Haşlanmış ve sonrasında yağa batırılmış sebzeler canlı ve pırıl pırıl gözükmekte,et , tavuk ve balık çeşitleri,Su ve içinde biraz sebzeden yapılan çorbalar çok sağlıklı gözüküyor.Tabii ki demirbaş pirinç pilavı. Ama lapa şeklinde.
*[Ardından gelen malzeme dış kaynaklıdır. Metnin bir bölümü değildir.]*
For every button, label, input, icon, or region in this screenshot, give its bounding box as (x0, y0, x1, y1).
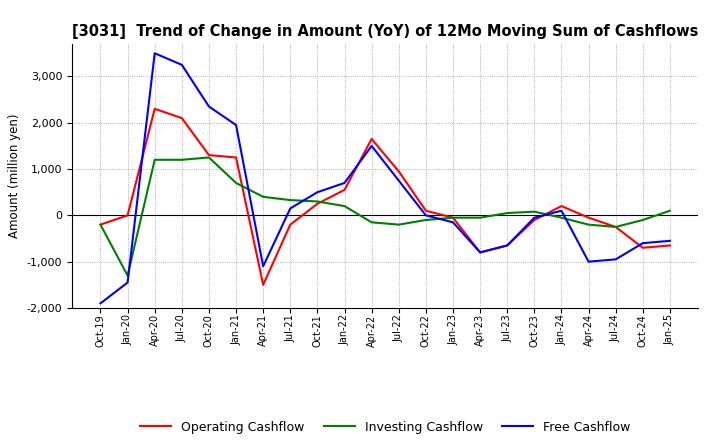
Operating Cashflow (367, 136, 376, 142)
Investing Cashflow (395, 222, 403, 227)
Free Cashflow (367, 143, 376, 149)
Investing Cashflow (259, 194, 268, 199)
Free Cashflow (232, 122, 240, 128)
Operating Cashflow (611, 224, 620, 230)
Investing Cashflow (611, 224, 620, 230)
Investing Cashflow (530, 209, 539, 214)
Free Cashflow (557, 208, 566, 213)
Operating Cashflow (503, 243, 511, 248)
Line: Operating Cashflow: Operating Cashflow (101, 109, 670, 285)
Operating Cashflow (449, 215, 457, 220)
Free Cashflow (639, 241, 647, 246)
Operating Cashflow (395, 169, 403, 174)
Investing Cashflow (421, 217, 430, 223)
Free Cashflow (476, 250, 485, 255)
Free Cashflow (150, 51, 159, 56)
Free Cashflow (421, 213, 430, 218)
Line: Investing Cashflow: Investing Cashflow (101, 158, 670, 275)
Investing Cashflow (286, 198, 294, 203)
Investing Cashflow (96, 222, 105, 227)
Investing Cashflow (123, 273, 132, 278)
Investing Cashflow (178, 157, 186, 162)
Operating Cashflow (530, 217, 539, 223)
Free Cashflow (665, 238, 674, 243)
Legend: Operating Cashflow, Investing Cashflow, Free Cashflow: Operating Cashflow, Investing Cashflow, … (135, 416, 635, 439)
Free Cashflow (449, 220, 457, 225)
Operating Cashflow (421, 208, 430, 213)
Operating Cashflow (123, 213, 132, 218)
Operating Cashflow (313, 201, 322, 206)
Free Cashflow (259, 264, 268, 269)
Operating Cashflow (259, 282, 268, 287)
Operating Cashflow (665, 243, 674, 248)
Operating Cashflow (204, 153, 213, 158)
Operating Cashflow (232, 155, 240, 160)
Y-axis label: Amount (million yen): Amount (million yen) (8, 114, 21, 238)
Investing Cashflow (150, 157, 159, 162)
Free Cashflow (395, 178, 403, 183)
Investing Cashflow (557, 215, 566, 220)
Investing Cashflow (204, 155, 213, 160)
Free Cashflow (611, 257, 620, 262)
Operating Cashflow (341, 187, 349, 193)
Free Cashflow (313, 190, 322, 195)
Free Cashflow (178, 62, 186, 67)
Operating Cashflow (557, 203, 566, 209)
Free Cashflow (584, 259, 593, 264)
Operating Cashflow (96, 222, 105, 227)
Operating Cashflow (639, 245, 647, 250)
Investing Cashflow (665, 208, 674, 213)
Operating Cashflow (286, 222, 294, 227)
Operating Cashflow (476, 250, 485, 255)
Free Cashflow (341, 180, 349, 186)
Investing Cashflow (639, 217, 647, 223)
Free Cashflow (96, 301, 105, 306)
Free Cashflow (123, 280, 132, 285)
Operating Cashflow (178, 115, 186, 121)
Free Cashflow (286, 206, 294, 211)
Operating Cashflow (584, 215, 593, 220)
Investing Cashflow (367, 220, 376, 225)
Investing Cashflow (584, 222, 593, 227)
Operating Cashflow (150, 106, 159, 111)
Title: [3031]  Trend of Change in Amount (YoY) of 12Mo Moving Sum of Cashflows: [3031] Trend of Change in Amount (YoY) o… (72, 24, 698, 39)
Free Cashflow (503, 243, 511, 248)
Investing Cashflow (476, 215, 485, 220)
Free Cashflow (530, 215, 539, 220)
Investing Cashflow (232, 180, 240, 186)
Investing Cashflow (341, 203, 349, 209)
Investing Cashflow (503, 210, 511, 216)
Free Cashflow (204, 104, 213, 109)
Line: Free Cashflow: Free Cashflow (101, 53, 670, 303)
Investing Cashflow (449, 215, 457, 220)
Investing Cashflow (313, 199, 322, 204)
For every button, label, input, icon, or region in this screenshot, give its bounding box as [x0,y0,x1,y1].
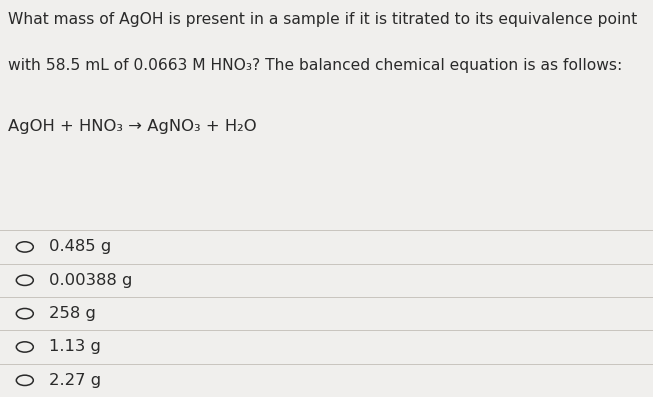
Text: 2.27 g: 2.27 g [49,373,101,388]
Text: What mass of AgOH is present in a sample if it is titrated to its equivalence po: What mass of AgOH is present in a sample… [8,12,637,27]
Text: 0.00388 g: 0.00388 g [49,273,133,288]
Text: with 58.5 mL of 0.0663 M HNO₃? The balanced chemical equation is as follows:: with 58.5 mL of 0.0663 M HNO₃? The balan… [8,58,622,73]
Text: 0.485 g: 0.485 g [49,239,111,254]
Text: AgOH + HNO₃ → AgNO₃ + H₂O: AgOH + HNO₃ → AgNO₃ + H₂O [8,119,257,134]
Text: 1.13 g: 1.13 g [49,339,101,355]
Text: 258 g: 258 g [49,306,96,321]
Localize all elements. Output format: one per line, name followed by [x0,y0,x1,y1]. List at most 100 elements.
Bizden biraz farklı. Et ve tavuk dışındakilerden az miktarda da olsa tattık.bazılarını sevdik, bazıları damağımıza uymadı.Yemeğin en dikkat çekici yönü sofrada tuz ve ekmeğin hiç olmaması. Tavuk ,balık ve eti tatlı ketcap ile sunmalarını saymazsak,Çin de hiç tatlı da görmedik.Yine normal serviste çatal,kaşık ve bıçak bulunmamakta,iki çubukla yenmekte yemekler çubuk ile... Çorbalar ise servis tabağının yanına konan küçük kaselere doldurularak içilmekte.Yine dikkat çeken bir husus daha yemeğe başlarken porselen demlikte gelen yeşil çay.Bir de başka içecek olarak kola,gazoz ve su dan birini tercih etme hakkı veriliyor.Amerikan kolası ve gazozu adeta bütün restoranlarda su yerine içiliyor.
Seyahat boyunca gördük ki bütün gezilecek yerler,buralarda kalınacak,süreler ,restoranlar,bu restoranlarda alınacak yemek menüsü bile yerel rehberin tasarrufundaymış.Biz de bu sebeble gelen menü içinden yiyebildiklerimizi yemeye çalışarak seyahata devam ettik.Bu proğram dışına bir kez ,ısrarlarımızla Pekin de bir öğle yemeğini Uygur Lokantısına giderek çıkabildik.Helal yazısı da bulunan bu lokantada rahat rahat et yemeklerinin de tadına bakabildik.
Otele vardığımızda yorgunduk.odalarımıza geçtik.
İkinci günümüz erken kahvaltı ile başladı.Açık büfe kahvaltı da maalesef yumurta ve meyveler dışında pek bir şey alamadık.ama yanımızda götürdüğümüz zeytin ve peynirle durumu idare ettik.Çin de zeytin görmedik.peynir de çok az bulunuyor.çay sıkıntımız olmadı.Çin ve çay ülkesi olmasına rağmen gönlümüzce bir çay içemedik.
Çin de geçerli para birimi Çin Yuanı.Burada otellerde de para bozuluyor.dışarısı ile aynı kurdan.Ama kişi başı bir seferde 200 dolardan fazla bozmuyorlar.Epey bir törenle resepsiyonda para bozdurduk.